Toulouse Montauban の連続射殺事件

から一週間以上経ち、


事件の詳細はこちら トゥールズ連続射殺事件



異常に過熱した報道も一段落して、事件に関する落ち着いた意見も出てきたのと



自分の中でも考える事がちょっとまとまってきたのでこの事件に関して書きたいと思います。





私がちょっと驚いたのは私の周りのフランス人がおしなべて


”(犯人の)モハメド・メラーは銃殺されて当然。”

とか


”生きて逮捕されなくて良かった。”


というような事を口にした事だ。




今回の銃撃事件の被害者のうち3人がまだ幼い子供で、その手口が


幼い子供の髪をひっぱり自分の方に引き寄せてから頭に銃口を向けて撃つという


その残忍さゆえだと思うのだだけれども、


得てしてモハメド・メラーが殺された事に肯定的な意見ばかりを聞いた。





またフランスの刑法では犯人の年齢(24歳)で7人の人間を殺傷しても最大でも


懲役は30年で、現在のシステムからいえば20年から25年後には刑務所を出る事に


なる。というのは多くの人が知っていることなので



それ故に生きて逮捕されても遺族が浮かばれない。



というようなそんな背景から その場で射殺された事を肯定する意見が多いのかもしれない。






それでも私はやっぱり後味の悪さを感じる。



24歳の若者が罪のない子供や無抵抗の人を殺傷して、そして自分自身も特殊部隊に



包囲された挙句に文字どおりに”蜂の巣”状態で殺されるなんて、
(モハメド・メラーの死体の上半身には20箇所もの銃痕があったらしい)




やはり悲劇というか、あまりに悲惨な出来事だと思う。





フランスの社会の事を知っている人なら



このモハメド・メラーのような男の子のバックグランドが容易に想像がつくと思う。





アフリカ大陸からの移民の2世、もしくは3世で、



学業をちゃんと終えていなくて、軽犯罪の前科があり、定職にもついていない



フランスでシテと呼ばれる 低所得者向けの高層アパートで生まれ育った若者。






非常に分かりやすいプロフィールだ。




3月30日付けの ”Le monde"の 討論のページに面白い記事が載っていた。



Dounia Bouzarという依存症専門の心理学者の意見だ。





 モハメド・メラーを取り巻く背景は”イスラム原理主義”に傾倒する若者に特徴的な背景、全てを揃えている。
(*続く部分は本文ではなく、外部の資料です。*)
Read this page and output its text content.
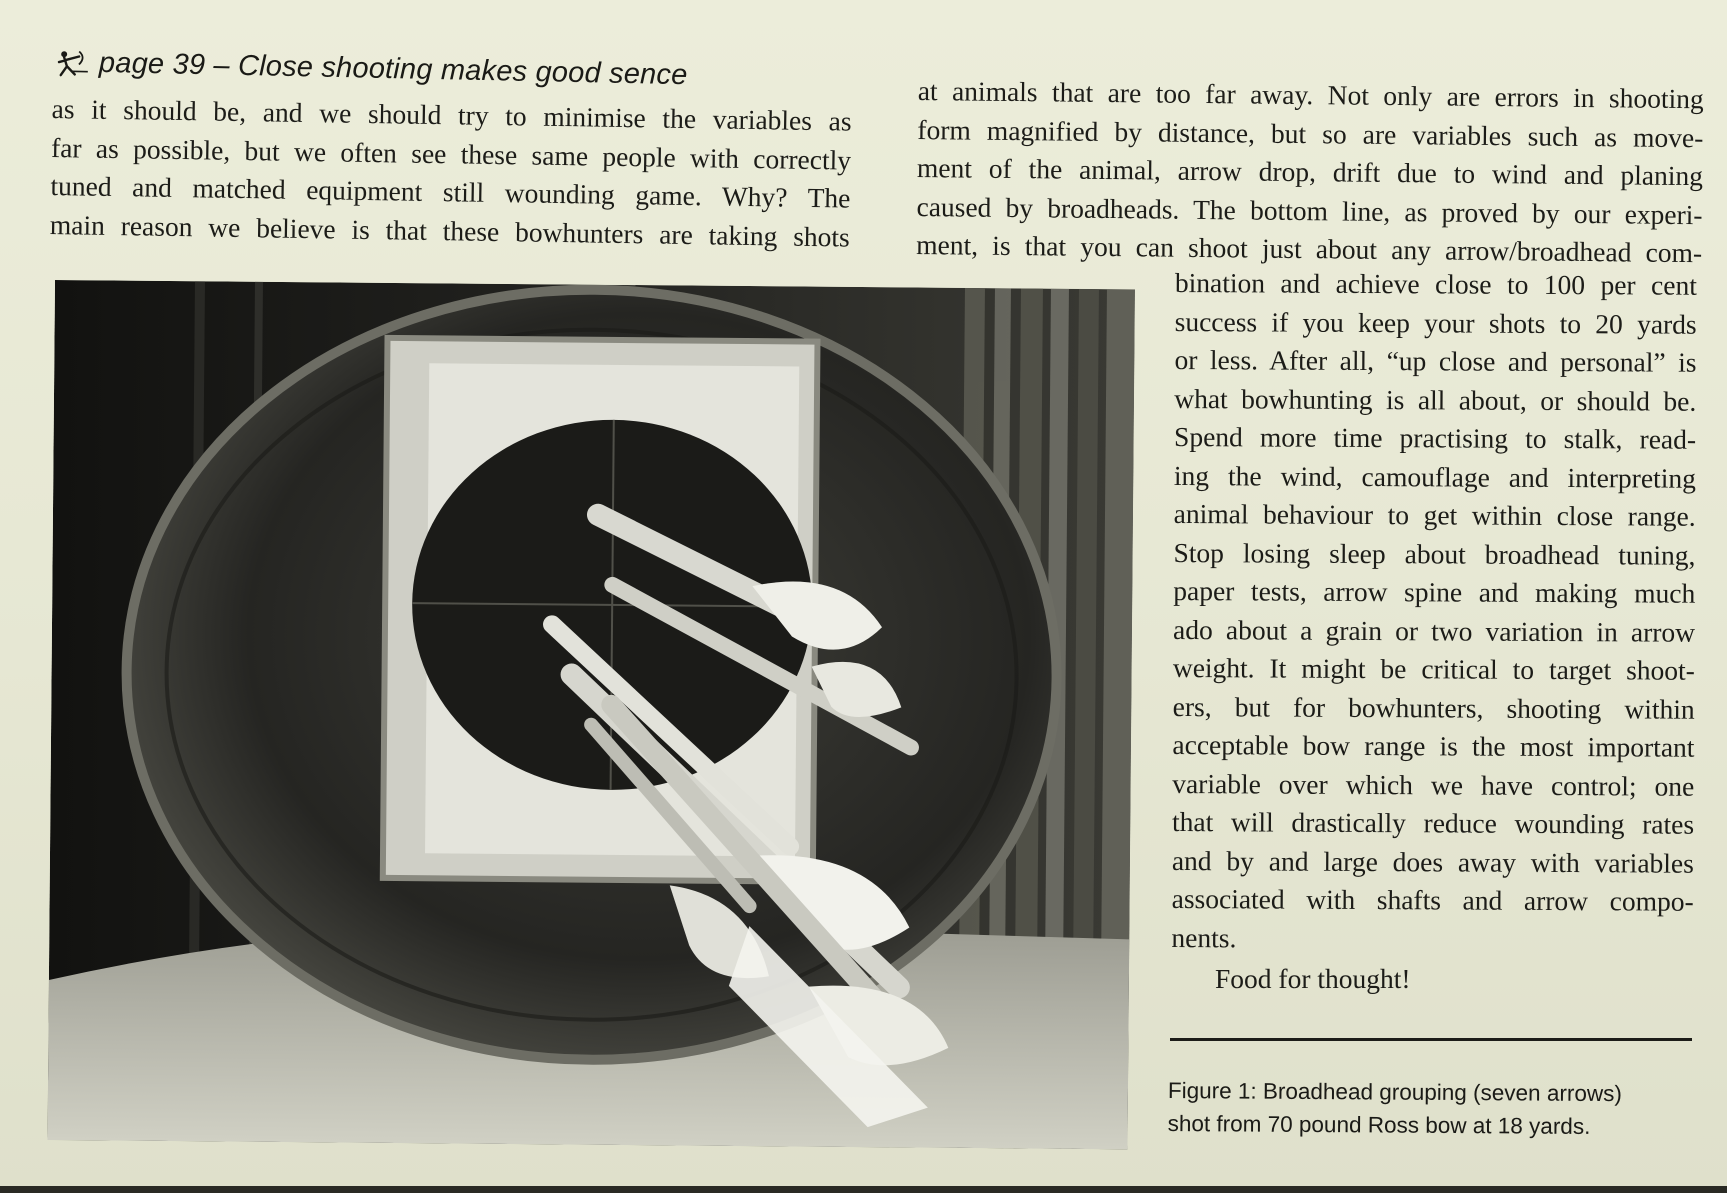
page 39 – Close shooting makes good sence
as it should be, and we should try to minimise the variables as
far as possible, but we often see these same people with correctly
tuned and matched equipment still wounding game. Why? The
main reason we believe is that these bowhunters are taking shots
at animals that are too far away. Not only are errors in shooting
form magnified by distance, but so are variables such as move-
ment of the animal, arrow drop, drift due to wind and planing
caused by broadheads. The bottom line, as proved by our experi-
ment, is that you can shoot just about any arrow/broadhead com-
bination and achieve close to 100 per cent
success if you keep your shots to 20 yards
or less. After all, “up close and personal” is
what bowhunting is all about, or should be.
Spend more time practising to stalk, read-
ing the wind, camouflage and interpreting
animal behaviour to get within close range.
Stop losing sleep about broadhead tuning,
paper tests, arrow spine and making much
ado about a grain or two variation in arrow
weight. It might be critical to target shoot-
ers, but for bowhunters, shooting within
acceptable bow range is the most important
variable over which we have control; one
that will drastically reduce wounding rates
and by and large does away with variables
associated with shafts and arrow compo-
nents.
Food for thought!
Figure 1: Broadhead grouping (seven arrows)
shot from 70 pound Ross bow at 18 yards.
父親不在の家庭で育ち、将来への目的もなく、文化的継承を受けておらず、家庭には
宗教的下地はむしろ皆無で、フランス社会との接点も少ない。


大抵の場合彼らの母親は”うちの息子は何も変わった所なんてないのに・・”といい、
彼らの息子がイスラム原理主義グループのメンバーだった事も知らず、それを知ったところで
”どうやって息子を全うな道に連れ戻すのかも全くわからない”と言う。


イスラム原理主義に傾く若者は主に精神的に脆弱な若者を狙って洗脳を施そうとするイスラム
原理主義の説教師達の犠牲者であると言える。
 





というと、まるでモハメド・メラーの責任を否定するかのようだけれども



やはりこの事件の背景にはフランスの移民同化政策と教育システムの失敗が関係していると思う。






現在のフランスの教育システムではモハメド・メラーのような人間は完全に居場所を失い


そして、そして唯一彼らがより所として感じられる場所が”イスラム原理主義”だったんだと

そういう事だと思う。





情報によれば、モハメド・メラーがイスラム原理主義傾き始めたのは刑務所に服役していた時


らしい。



どうやら刑務所で説教者に会い ”洗脳 ”されたらしい。




情報によるとこの10年間(9・11以降という事になる)、フランスの警察は



かなりの人数の ”イスラム教急進派”もしくは”ジハディスト”と呼ばれる人達を



逮捕、服役させており、






皮肉な事に彼らにとっては刑務所の中が前に述べたような典型的な若者との出会いの場であり、




そしてもってこいの ”洗脳”の場であるらしいのだ。






そして父親を知らず、学校からも落ちこぼれ”道徳”や ”宗教的生活” という物を


知らない若者達にとっては 初めて確固とした価値を教えてくれる人に出会う場所となる。






この心理学者は警告をならす





 ”イスラム教徒” と全ての信者を同一化する傾向をただちにやめるべき。
その種の同一化は結局のところイスラム原理主義者派が行う ”俺ら”と”奴ら”
という単純な差別と結局のところ同じ態度だし、個人という存在を徹底的に否定する事にな
る。




そして



若者に未来と希望を示せるようになる事、共和国としての価値を全てのフランスの子供が
共有出来る事こそが今必要。




と説く。





共和国 ”Republique ”としての価値。  




何かが起こると、フランス人が立ち戻ろうとするのはいつもこの価値だと思う。



何度でも立ち返るべき価値は ”共和国 ”としての価値。




残念ながら現在のフランス共和国は、多くのシテで暮らす若者に何の未来も希望も示させない

でいる。 その問題を解決しない限り、第二・第三のモハメッド・メラーが出てくると思う。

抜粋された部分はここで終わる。